Some people are surprised when they first find out that the Church requires years of philosophy for those preparing for the priesthood. In the midst of my Ancient Philosophy course, I was prone to lose sight of its helpfulness toward the end goal. Does it really matter whether Thales thought the universe was made of water? Do I really need to know why Parmenides said that motion was impossible? I mean, no one in our society denies motion, but people do deny the Eucharist and objective morality. How easy it is to want to get on with philosophy and get to theology—the good stuff.
The typical response to all this is that philosophy helps you to think critically and that a good philosophical background is necessary for a good theological education. And I could not agree more fully. But one additional perk is that philosophical arguments often serve as great analogies for the Christian life.
For Plato, what we experience is not reality. He claims that reality is transcendent; only the transcendent “forms” are truly real. Take a horse for instance. You can see and touch the horse, but the horse is only a glimpse of reality. Instead, the true reality of the horse is its form of “horse-ness”. Only by transcending this physical realm will we be able to truly experience reality. Plato explains this teaching by means of his famous Allegory of the Cave.
In Plato’s cave we find a crowd of people staring at shadows on the wall.
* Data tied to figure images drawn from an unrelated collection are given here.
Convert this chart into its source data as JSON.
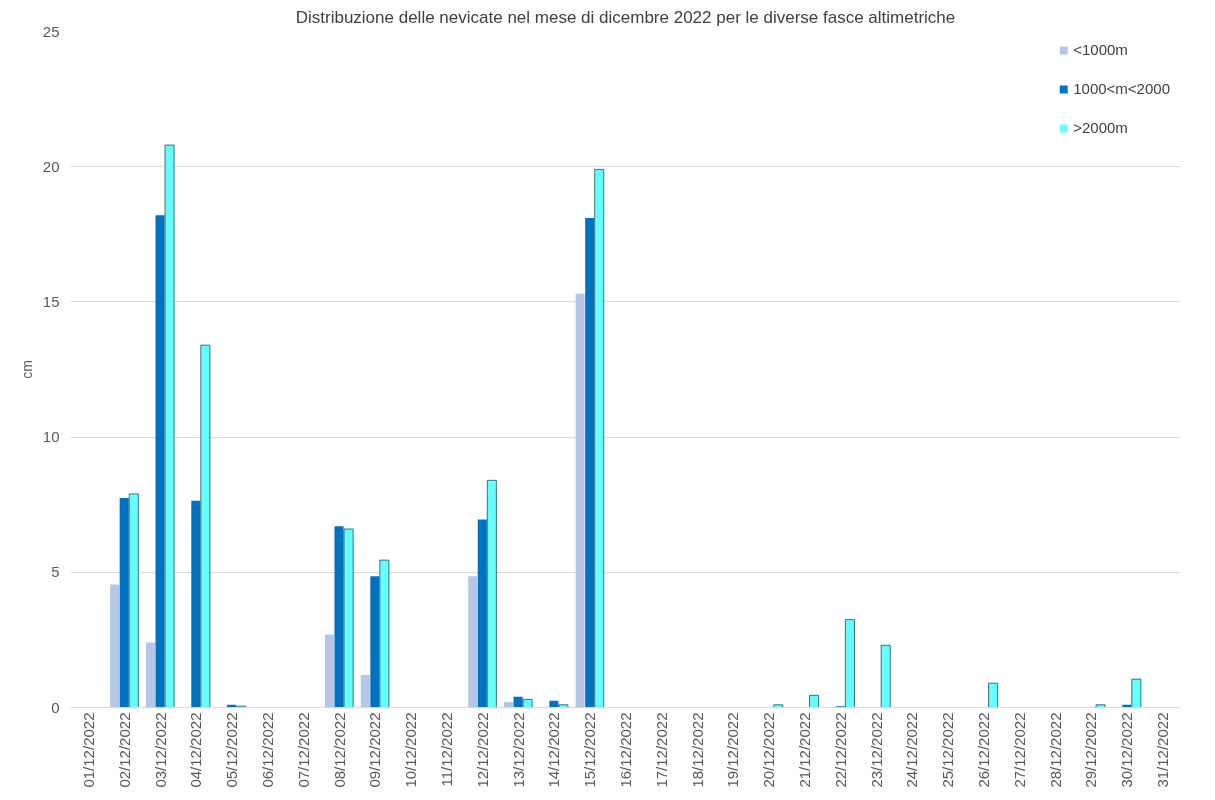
{
  "chart_data": {
    "type": "bar",
    "title": "Distribuzione delle nevicate nel mese di dicembre 2022 per le diverse fasce altimetriche",
    "ylabel": "cm",
    "categories": [
      "01/12/2022",
      "02/12/2022",
      "03/12/2022",
      "04/12/2022",
      "05/12/2022",
      "06/12/2022",
      "07/12/2022",
      "08/12/2022",
      "09/12/2022",
      "10/12/2022",
      "11/12/2022",
      "12/12/2022",
      "13/12/2022",
      "14/12/2022",
      "15/12/2022",
      "16/12/2022",
      "17/12/2022",
      "18/12/2022",
      "19/12/2022",
      "20/12/2022",
      "21/12/2022",
      "22/12/2022",
      "23/12/2022",
      "24/12/2022",
      "25/12/2022",
      "26/12/2022",
      "27/12/2022",
      "28/12/2022",
      "29/12/2022",
      "30/12/2022",
      "31/12/2022"
    ],
    "series": [
      {
        "name": "<1000m",
        "color": "#b4c7e7",
        "values": [
          0,
          4.55,
          2.4,
          0,
          0,
          0,
          null,
          2.7,
          1.2,
          0,
          0,
          4.85,
          0.2,
          0,
          15.3,
          0,
          0,
          0,
          0,
          0,
          0,
          0,
          0,
          0,
          0,
          0,
          0,
          0,
          0,
          0,
          0
        ]
      },
      {
        "name": "1000<m<2000",
        "color": "#0070c0",
        "values": [
          0,
          7.75,
          18.2,
          7.65,
          0.1,
          0,
          0,
          6.7,
          4.85,
          0,
          0,
          6.95,
          0.4,
          0.25,
          18.1,
          0,
          0,
          0,
          0,
          0,
          0,
          0.05,
          0,
          0,
          0,
          0,
          0,
          0,
          0,
          0.1,
          0
        ]
      },
      {
        "name": ">2000m",
        "color": "#66ffff",
        "values": [
          0,
          7.9,
          20.8,
          13.4,
          0.05,
          0,
          0,
          6.6,
          5.45,
          0,
          0,
          8.4,
          0.3,
          0.1,
          19.9,
          0,
          0,
          0,
          0,
          0.1,
          0.45,
          3.25,
          2.3,
          0,
          0,
          0.9,
          0,
          0,
          0.1,
          1.05,
          0
        ]
      }
    ],
    "ylim": [
      0,
      25
    ],
    "yticks": [
      0,
      5,
      10,
      15,
      20,
      25
    ],
    "grid": "y",
    "legend": "top right"
  }
}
Since these people have never left the cave or turned around to see the puppets casting the shadows, this is all they know. The shadows are their reality. But then, one man turns around, sees the puppets for what they are, and walks outside into the daylight. Blinded by the overwhelming light of day, he suddenly realizes that these shadows were only suggestive of reality. In stepping outside, he has come to experience Plato’s transcendent reality. Because the man was brave enough to endure the daylight stinging his cave adjusted eyes, he can now know the truth. He is amazed and enamored with his discovery of reality. He never wants to return to the cave’s darkness now that he can behold reality face-to-face.
Instead of permitting the man to stay outside the cave, Plato teaches that the man must return to rule the people as their Philosopher-King. He has an obligation to govern the cave dwellers for they will be worse off without him.
I won’t get into all the problematic aspects of Plato’s teaching on the forms. Let it suffice to say that for Aristotle and St. Thomas, reality is immanent. The computer screen you are currently looking at is real. Metaphysical problems aside, Plato’s Allegory of the Cave is a great analogy for the Christian life.
Let’s say that the cave is the world we live in, the shadows are created goods, and the outside is the spiritual realm. Just like the many cave dwellers in Plato’s story, it is very easy for us to get consumed by the things around us. We can be so focused on the shadows inside the cave, lured by the promise of riches and material goods, that we forget there is more to this life. But like the man who escapes the cave, the Christian faces the bright light. This walking out of the cave is the very journey of the Christian here on Earth. The Christian walks out of the cave, realizes there is more to life than this passing world, and has a conversion of heart. Just as the bright light was painful to the cave dweller’s eyes, so the Christian life is not easy. For “if any man would come after me, let him deny himself and take up his cross and follow me” (Mt 16:24). We have to face our imperfections and embrace the trials in our life, always aware that these difficulties are oriented towards something good. We don’t embrace the cross because the cross is pleasurable, we embrace it for the sake of life with Christ.
Heeding the advice of Plato, we too must return to the cave. We cannot be content with our own faith and keep it locked up for ourselves. However, we must not return to lord it over others (cf. Mt 20:25), as Plato proposes. Instead, we must tell others about the light of the world (cf. Jn 8:12), so that they might experience the beauty of the Truth outside the cave. Plato only permits a select few to leave the cave, but Christ “desires all men to be saved and to come to the knowledge of the truth” (1 Tim 2:4). During this year of faith, let us take the light we have received and return to the cave, taking to heart the words that Christ continues to speak to the Church, “Go into all the world and preach the Gospel” (Mk 6:15).